Graduate School Dean Jon Butler said he expects the school’s yield to rise this year after applications increased 9 percent, largely because a gloomy job market is sending more college graduates back to school. But departments cannot be certain about yield and — at a time when each doctoral student costs the University over $50,000 a year — they are taking steps to avoid straining the budget while maintaining current class size.
“At the most it would be one or two in a number of departments,” Butler said of the reduction in offers. “The problem that every graduate school faces is that yield — except in a few departments — is exceedingly difficult to predict.”
Butler said he anticipates a larger percentage of accepted students to matriculate for several reasons. Butler said he attributes that in part to decisions by some peer institutions to make fewer offers. And the application surge, which indicates greater interest in the Graduate School, Butler said, means more admitted students will likely attend. He declined to say exactly how many fewer offers were made this year than last.
At all major research universities, doctoral students receive tuition, a stipend, and health insurance, costing the institution $50,000 to $70,000 per student per year, Butler said. Preserving the current size of the incoming class therefore lessens the strain on the Graduate School’s budget.
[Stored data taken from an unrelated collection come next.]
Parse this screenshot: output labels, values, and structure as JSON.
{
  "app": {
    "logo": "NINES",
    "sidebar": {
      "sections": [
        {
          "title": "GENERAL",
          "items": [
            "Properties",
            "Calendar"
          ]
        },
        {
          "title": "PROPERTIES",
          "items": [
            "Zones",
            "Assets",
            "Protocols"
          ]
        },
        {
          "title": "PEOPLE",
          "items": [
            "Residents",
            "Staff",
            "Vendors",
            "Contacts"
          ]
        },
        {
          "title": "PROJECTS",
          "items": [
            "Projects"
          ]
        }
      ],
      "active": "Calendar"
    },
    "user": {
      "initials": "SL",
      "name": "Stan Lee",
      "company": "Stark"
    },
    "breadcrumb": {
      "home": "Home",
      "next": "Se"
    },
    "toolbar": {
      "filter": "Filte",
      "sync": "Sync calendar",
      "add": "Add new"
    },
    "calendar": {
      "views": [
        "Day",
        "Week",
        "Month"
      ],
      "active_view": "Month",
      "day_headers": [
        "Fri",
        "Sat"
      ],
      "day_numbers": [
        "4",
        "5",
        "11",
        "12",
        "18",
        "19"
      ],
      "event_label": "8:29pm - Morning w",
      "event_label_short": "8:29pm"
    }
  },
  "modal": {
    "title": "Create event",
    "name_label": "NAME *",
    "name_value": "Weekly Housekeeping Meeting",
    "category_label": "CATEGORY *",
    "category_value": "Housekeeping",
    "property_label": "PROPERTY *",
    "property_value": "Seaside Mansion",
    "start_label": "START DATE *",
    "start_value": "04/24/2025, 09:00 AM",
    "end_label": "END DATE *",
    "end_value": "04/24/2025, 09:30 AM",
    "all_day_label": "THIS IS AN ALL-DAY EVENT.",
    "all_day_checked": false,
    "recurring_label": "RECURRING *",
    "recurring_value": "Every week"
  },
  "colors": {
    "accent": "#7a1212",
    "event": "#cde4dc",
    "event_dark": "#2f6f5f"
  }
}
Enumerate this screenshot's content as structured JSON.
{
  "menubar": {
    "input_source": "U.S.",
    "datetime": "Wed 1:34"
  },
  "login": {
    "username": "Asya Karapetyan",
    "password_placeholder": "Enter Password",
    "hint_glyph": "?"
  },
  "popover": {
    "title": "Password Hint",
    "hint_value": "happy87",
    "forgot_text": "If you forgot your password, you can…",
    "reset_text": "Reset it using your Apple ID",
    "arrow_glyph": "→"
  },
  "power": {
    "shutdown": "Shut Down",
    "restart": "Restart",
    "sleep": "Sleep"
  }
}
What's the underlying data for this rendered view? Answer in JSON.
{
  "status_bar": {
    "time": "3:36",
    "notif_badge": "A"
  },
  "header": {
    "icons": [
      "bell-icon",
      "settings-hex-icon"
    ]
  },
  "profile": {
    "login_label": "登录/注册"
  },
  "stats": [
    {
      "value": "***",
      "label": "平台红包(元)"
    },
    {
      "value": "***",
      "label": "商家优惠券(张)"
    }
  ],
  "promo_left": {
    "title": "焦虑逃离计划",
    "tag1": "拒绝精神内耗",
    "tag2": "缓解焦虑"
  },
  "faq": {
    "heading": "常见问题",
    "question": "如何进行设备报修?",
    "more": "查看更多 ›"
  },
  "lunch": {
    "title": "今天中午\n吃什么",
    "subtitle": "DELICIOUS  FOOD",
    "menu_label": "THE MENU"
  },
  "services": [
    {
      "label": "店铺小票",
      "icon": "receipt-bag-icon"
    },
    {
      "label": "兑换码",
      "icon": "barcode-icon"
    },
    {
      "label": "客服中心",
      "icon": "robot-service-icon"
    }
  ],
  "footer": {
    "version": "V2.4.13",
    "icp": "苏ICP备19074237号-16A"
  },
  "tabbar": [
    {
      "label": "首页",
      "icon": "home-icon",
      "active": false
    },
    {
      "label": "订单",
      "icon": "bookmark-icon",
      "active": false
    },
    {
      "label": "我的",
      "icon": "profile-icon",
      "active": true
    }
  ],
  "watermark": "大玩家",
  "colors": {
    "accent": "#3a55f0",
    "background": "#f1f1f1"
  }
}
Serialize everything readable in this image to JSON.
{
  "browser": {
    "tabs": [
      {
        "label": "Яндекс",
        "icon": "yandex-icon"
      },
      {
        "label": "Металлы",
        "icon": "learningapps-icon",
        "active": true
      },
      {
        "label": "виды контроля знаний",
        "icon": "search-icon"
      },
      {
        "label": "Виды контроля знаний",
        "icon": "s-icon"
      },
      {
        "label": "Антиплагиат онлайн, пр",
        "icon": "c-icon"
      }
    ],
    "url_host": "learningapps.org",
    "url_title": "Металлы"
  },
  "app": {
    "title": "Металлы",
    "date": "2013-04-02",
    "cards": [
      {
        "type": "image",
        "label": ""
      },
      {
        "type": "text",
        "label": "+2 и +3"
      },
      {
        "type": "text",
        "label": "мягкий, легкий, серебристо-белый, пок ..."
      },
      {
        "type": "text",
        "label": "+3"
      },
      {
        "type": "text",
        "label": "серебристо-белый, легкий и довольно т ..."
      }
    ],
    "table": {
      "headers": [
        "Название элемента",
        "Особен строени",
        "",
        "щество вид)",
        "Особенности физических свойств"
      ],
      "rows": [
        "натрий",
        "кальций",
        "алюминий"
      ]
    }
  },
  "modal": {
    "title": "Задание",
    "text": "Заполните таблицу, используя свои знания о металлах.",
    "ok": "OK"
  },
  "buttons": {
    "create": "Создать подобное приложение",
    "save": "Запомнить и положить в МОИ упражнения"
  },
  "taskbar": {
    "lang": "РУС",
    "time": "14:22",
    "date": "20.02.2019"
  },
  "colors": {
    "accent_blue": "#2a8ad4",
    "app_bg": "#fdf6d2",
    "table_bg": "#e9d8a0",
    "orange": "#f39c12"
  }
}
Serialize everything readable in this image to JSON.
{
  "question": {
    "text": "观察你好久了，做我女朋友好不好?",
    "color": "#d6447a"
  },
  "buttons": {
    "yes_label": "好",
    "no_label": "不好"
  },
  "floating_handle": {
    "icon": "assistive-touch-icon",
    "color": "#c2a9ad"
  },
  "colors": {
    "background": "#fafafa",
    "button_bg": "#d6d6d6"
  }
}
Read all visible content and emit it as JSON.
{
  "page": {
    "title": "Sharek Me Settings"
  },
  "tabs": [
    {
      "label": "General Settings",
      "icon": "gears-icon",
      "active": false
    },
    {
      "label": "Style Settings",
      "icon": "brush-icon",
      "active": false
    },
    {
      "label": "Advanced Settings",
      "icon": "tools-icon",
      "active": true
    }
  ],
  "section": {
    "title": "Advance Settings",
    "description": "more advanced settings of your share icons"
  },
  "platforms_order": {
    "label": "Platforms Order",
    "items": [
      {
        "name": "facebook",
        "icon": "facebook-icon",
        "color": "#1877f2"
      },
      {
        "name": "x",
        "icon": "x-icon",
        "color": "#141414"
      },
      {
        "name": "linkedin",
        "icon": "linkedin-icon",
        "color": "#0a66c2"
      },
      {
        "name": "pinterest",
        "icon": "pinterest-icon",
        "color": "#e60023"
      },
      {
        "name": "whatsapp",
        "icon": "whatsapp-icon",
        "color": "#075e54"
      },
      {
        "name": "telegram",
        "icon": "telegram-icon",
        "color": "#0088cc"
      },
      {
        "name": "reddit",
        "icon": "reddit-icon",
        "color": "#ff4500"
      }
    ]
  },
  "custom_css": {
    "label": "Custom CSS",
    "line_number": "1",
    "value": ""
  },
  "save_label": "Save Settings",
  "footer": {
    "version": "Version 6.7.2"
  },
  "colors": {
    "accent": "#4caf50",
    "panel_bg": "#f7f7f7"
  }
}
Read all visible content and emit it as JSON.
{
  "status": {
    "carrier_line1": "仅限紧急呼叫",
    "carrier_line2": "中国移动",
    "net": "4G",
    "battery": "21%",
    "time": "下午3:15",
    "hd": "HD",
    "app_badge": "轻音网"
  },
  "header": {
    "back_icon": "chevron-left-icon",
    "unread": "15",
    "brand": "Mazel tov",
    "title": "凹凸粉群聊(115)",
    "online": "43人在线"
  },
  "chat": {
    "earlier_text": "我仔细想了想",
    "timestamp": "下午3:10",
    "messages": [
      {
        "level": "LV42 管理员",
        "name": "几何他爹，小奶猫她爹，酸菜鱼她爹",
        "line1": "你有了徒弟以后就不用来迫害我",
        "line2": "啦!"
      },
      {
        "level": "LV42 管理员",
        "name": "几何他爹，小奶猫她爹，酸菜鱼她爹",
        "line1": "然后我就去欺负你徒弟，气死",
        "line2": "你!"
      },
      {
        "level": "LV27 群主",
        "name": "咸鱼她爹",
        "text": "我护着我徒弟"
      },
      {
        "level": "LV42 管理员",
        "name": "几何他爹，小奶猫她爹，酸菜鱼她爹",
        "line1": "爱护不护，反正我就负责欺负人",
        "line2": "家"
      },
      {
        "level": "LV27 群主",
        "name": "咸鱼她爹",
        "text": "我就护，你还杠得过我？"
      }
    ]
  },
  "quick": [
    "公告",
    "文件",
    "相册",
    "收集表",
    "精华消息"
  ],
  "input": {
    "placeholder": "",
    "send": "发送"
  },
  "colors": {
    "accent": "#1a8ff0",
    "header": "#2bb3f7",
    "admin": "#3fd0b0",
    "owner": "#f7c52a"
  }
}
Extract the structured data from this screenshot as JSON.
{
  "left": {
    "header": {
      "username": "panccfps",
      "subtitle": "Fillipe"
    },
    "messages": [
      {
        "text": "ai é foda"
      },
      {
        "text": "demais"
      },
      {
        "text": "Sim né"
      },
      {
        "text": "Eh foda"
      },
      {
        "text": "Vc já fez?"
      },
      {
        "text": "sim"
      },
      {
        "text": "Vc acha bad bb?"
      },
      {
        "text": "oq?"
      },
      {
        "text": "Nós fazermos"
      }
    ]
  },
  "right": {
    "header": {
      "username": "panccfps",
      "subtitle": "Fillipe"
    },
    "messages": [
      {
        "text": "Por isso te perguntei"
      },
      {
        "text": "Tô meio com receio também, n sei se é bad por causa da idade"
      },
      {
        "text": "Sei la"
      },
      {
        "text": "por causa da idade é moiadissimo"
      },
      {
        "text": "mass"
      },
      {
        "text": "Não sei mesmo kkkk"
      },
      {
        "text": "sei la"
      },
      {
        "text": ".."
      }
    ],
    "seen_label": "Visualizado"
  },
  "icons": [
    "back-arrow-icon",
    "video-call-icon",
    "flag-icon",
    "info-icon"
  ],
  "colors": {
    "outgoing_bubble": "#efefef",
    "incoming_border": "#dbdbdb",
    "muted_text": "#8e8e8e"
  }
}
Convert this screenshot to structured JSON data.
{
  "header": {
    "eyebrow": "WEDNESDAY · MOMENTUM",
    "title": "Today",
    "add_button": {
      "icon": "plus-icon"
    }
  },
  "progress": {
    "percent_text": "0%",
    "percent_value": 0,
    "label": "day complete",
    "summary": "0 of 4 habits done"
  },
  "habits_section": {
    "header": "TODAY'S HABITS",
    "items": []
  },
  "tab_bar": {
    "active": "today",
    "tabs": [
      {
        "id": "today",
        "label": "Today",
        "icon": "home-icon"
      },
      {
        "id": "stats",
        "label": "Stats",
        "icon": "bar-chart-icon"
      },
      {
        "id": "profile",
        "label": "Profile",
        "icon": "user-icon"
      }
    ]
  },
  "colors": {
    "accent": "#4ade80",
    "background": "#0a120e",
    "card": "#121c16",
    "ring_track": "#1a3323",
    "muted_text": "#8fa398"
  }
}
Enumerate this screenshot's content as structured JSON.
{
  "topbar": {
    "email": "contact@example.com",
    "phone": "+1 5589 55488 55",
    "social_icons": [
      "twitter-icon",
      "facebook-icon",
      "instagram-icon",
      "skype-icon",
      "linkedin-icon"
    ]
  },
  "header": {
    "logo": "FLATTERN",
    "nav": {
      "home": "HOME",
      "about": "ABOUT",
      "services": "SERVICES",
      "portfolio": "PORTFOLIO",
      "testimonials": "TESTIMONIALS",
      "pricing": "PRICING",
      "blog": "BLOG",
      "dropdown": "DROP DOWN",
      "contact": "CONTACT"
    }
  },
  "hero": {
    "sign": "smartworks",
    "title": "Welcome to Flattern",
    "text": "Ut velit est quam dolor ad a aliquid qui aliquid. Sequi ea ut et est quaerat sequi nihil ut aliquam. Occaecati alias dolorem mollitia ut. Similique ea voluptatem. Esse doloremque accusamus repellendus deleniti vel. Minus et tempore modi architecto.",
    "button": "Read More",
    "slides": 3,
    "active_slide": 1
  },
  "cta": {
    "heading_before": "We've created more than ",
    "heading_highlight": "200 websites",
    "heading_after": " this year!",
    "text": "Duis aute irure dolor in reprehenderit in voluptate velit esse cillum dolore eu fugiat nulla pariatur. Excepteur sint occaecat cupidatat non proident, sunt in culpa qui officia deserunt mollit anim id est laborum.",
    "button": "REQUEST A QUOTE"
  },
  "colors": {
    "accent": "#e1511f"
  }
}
But if the yield turns out to be high despite departmental reductions, the class accepted in spring 2010 will have to be smaller to compensate.
“The most problematic impact is on the Graduate School,” Richard Cohn, Director of Graduate Studies for the department of music, wrote in an e-mail. “If every department has higher-than-predicted yields, then there are obviously unbudgeted expenses; and then this inevitably places pressure on future fellowship budgets, or on available funds elsewhere in the university.”
Administrators in the German and English departments they reduced the number of offers they made by one and two, respectively, and acknowledged the potential financial complications of a higher yield.
The trend could play out in different ways across different fields. The humanities and social sciences saw application increases of 10 and 12 percent, respectively. But in the sciences, for example, applications have only risen slightly.
Steven Pincus, director of graduate studies for the history department, said his department accepted fewer applicants this year in order to balance out last year’s unusually large entering class. The economy did make the department more conservative, Pincus said, but he does not think the department’s yield will change. After all, Yale will still be competing with other top universities for the best applicants, he said.
The economics department, however, extended slightly more offers this year than last. Truman Bewley, the department’s director for graduate studies, said he followed his department’s standard method of admitting students: The department calculates the probability that each applicant will choose to attend Yale, and accepts enough of the best candidates to reach the targeted class size. Bewley said he did not consider the possibility of higher yield in making offers, and said the growth in offers made was simply a result of the department’s standard protocol.
“Other schools have cut back and I didn’t know it at the time,” Bewley said.
American studies, political science, psychology, philosophy, and biological and biomedical sciences are among the other departments that said they did not change the number of offers they usually make.